Protests and Social Media
Posted by Allison Fine on March 20, 2008
In the Spring of 2006 I watched people of all ages and colors walk down the streets of San Francisco in protest of US immigration policies. I commented on the marches here on NPR and wrote about it here as well. The essence of the commentary then was how the array of new social media tools were being used to publicize and recruit marchers. As I wrote then:
The immigration marches have been an amazing display of the variety of ways that social media can be used to organize, connect and increase the “stickiness” of an event afterwards (meaning that the event lives on in cyberspace and allows others, who were and were not there, to discuss, relive, analyze and debate it far longer than was possible with traditional media.)

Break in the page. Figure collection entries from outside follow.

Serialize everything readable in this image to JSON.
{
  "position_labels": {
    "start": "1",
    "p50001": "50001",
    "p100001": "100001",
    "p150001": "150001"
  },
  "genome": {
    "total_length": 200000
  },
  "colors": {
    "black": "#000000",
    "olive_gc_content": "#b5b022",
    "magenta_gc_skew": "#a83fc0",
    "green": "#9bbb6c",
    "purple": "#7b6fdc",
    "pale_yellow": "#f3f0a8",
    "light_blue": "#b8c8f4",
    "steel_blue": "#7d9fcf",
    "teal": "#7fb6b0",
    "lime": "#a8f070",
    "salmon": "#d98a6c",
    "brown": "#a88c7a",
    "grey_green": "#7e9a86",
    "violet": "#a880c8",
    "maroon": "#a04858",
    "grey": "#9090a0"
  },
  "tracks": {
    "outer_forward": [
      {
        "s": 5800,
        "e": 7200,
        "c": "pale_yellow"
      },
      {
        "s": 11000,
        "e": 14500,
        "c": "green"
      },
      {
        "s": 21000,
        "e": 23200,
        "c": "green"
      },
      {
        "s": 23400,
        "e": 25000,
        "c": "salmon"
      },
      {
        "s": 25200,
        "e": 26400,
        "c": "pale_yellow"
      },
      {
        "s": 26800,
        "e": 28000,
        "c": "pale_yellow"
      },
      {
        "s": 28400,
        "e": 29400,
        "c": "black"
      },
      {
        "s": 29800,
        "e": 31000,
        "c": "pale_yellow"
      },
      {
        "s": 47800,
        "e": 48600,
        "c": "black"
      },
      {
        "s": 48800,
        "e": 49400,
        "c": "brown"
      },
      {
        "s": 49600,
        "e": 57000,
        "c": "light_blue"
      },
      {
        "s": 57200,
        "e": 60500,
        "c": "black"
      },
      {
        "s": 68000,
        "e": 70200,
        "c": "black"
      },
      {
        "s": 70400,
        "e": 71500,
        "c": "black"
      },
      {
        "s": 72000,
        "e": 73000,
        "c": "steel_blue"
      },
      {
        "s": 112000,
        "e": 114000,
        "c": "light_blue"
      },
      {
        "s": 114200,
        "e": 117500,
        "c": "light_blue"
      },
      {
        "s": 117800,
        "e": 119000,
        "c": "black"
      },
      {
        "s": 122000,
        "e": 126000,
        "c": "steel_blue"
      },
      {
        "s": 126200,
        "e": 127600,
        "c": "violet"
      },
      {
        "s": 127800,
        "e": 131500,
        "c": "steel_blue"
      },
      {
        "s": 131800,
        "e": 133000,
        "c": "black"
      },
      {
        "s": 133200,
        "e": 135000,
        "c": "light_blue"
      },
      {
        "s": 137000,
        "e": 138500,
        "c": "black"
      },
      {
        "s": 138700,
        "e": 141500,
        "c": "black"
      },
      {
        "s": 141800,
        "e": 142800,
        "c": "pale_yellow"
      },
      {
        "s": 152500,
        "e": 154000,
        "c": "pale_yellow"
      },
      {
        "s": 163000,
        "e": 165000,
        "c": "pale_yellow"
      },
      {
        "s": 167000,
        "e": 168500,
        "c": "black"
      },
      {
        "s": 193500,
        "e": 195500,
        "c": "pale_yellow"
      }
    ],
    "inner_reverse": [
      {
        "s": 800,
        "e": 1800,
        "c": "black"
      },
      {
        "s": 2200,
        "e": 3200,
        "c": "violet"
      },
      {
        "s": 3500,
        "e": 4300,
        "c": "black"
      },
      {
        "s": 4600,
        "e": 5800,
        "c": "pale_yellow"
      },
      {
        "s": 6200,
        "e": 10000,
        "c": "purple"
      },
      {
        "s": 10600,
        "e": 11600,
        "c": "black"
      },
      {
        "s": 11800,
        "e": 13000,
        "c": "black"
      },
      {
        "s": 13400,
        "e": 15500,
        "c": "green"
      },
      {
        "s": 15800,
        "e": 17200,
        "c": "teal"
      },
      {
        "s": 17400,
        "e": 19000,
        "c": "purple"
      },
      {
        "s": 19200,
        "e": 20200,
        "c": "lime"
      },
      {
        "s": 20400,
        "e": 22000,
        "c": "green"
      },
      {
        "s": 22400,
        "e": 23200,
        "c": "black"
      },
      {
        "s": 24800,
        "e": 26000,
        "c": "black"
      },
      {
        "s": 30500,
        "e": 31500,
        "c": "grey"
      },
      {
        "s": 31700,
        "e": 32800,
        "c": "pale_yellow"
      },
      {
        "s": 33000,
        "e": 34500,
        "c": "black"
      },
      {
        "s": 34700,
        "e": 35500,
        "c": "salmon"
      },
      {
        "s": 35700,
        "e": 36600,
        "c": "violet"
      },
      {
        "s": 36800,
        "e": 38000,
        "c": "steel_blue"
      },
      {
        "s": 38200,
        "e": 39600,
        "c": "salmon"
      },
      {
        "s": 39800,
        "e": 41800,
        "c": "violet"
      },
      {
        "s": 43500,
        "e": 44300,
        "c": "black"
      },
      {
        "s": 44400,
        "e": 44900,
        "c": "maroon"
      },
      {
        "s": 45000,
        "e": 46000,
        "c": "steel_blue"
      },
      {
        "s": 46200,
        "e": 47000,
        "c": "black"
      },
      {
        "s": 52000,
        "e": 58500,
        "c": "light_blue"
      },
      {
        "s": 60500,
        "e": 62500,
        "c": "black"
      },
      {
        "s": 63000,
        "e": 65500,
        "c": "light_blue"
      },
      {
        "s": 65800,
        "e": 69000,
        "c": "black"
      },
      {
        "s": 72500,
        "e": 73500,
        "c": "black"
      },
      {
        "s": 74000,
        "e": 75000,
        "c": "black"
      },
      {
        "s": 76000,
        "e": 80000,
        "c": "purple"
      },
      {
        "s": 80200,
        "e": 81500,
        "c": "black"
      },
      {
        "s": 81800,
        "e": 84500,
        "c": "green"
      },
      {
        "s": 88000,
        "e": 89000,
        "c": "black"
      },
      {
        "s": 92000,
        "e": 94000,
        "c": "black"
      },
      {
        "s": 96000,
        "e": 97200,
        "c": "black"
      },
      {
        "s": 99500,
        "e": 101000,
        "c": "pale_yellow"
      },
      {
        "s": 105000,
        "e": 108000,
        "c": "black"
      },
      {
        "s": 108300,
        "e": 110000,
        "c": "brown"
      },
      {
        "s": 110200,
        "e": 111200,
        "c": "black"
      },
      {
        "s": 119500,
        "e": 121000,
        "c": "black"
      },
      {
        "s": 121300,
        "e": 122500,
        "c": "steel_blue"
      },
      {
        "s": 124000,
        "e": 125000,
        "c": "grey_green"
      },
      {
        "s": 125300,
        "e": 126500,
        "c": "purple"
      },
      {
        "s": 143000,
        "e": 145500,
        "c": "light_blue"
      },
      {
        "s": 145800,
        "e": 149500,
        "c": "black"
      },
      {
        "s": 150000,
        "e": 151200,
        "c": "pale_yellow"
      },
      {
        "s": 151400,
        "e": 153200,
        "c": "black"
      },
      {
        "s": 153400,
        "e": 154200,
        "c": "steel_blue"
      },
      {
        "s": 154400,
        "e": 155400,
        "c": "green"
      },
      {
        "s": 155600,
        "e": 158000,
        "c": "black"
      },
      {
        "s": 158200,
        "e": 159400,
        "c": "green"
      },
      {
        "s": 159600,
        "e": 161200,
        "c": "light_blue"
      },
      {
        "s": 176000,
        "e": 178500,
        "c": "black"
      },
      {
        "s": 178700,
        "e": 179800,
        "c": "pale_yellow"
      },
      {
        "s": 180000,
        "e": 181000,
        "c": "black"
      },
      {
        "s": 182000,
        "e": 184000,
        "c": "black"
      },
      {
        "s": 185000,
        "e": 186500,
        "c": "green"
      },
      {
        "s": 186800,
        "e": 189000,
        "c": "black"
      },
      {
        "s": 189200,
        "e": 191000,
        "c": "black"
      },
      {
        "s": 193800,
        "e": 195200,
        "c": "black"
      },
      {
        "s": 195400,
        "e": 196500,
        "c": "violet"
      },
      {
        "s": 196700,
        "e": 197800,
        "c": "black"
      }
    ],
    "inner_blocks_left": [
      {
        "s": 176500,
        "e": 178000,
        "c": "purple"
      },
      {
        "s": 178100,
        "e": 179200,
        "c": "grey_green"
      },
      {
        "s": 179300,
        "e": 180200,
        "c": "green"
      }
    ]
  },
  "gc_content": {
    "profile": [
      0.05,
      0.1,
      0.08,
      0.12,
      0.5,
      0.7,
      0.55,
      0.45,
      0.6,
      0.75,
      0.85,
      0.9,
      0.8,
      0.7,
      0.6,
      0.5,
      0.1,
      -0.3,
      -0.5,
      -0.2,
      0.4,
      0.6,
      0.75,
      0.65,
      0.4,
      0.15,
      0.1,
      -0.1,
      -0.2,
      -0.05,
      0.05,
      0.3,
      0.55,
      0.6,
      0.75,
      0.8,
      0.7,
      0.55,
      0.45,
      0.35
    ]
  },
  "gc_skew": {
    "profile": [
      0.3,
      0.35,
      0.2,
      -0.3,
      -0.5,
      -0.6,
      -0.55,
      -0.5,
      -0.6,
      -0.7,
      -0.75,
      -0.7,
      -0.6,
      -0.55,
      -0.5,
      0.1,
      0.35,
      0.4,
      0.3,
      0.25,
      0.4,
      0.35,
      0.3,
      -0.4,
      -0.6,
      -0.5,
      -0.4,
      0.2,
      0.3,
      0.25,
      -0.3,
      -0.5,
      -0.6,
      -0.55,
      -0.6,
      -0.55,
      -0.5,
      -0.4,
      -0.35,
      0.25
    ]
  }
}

Yesterday was the fifth anniversary (that can’t be the best word to mark a milestone tied to such a shameful event) of the start of the Iraq war. Protest marches happened across the country, and again San Francisco was the center of the intersection of civil protest and social media. But this time a new tool was introduced, Twitter. Like Jeff Jarvis (read it here
) I was an initial skeptic of Twitter, it seemed too cute, just another way for Millennials to announce themselves to the world – whether we want or need to know where exactly they are at any moment in time. But, as described here
on Wired, Twitter played a critical role in helping to organize protesters throughout the day:
“What’s new in the last four years is the addition of the text messaging,” says Taylor. “In the past, (street protest organizers) have had walkie-talkies out there and a bullhorn, but the people with the radios would always get arrested by the police.”
Twitter allows participants to opt-in to the protest and enables the organizing body to move people around quickly and quietly. It isn’t a brand new development as much as a continuation and advancement on the pathway of self-organizing started with the social media revolution. It worked in San Francisco, it also works in Kenya, Tibet (fyi, Witness is doing an amazing job of posting videos chronicling the protests in Tibet here
) and other dangerous places where cell phones are critically important to connecting and organizing citizens.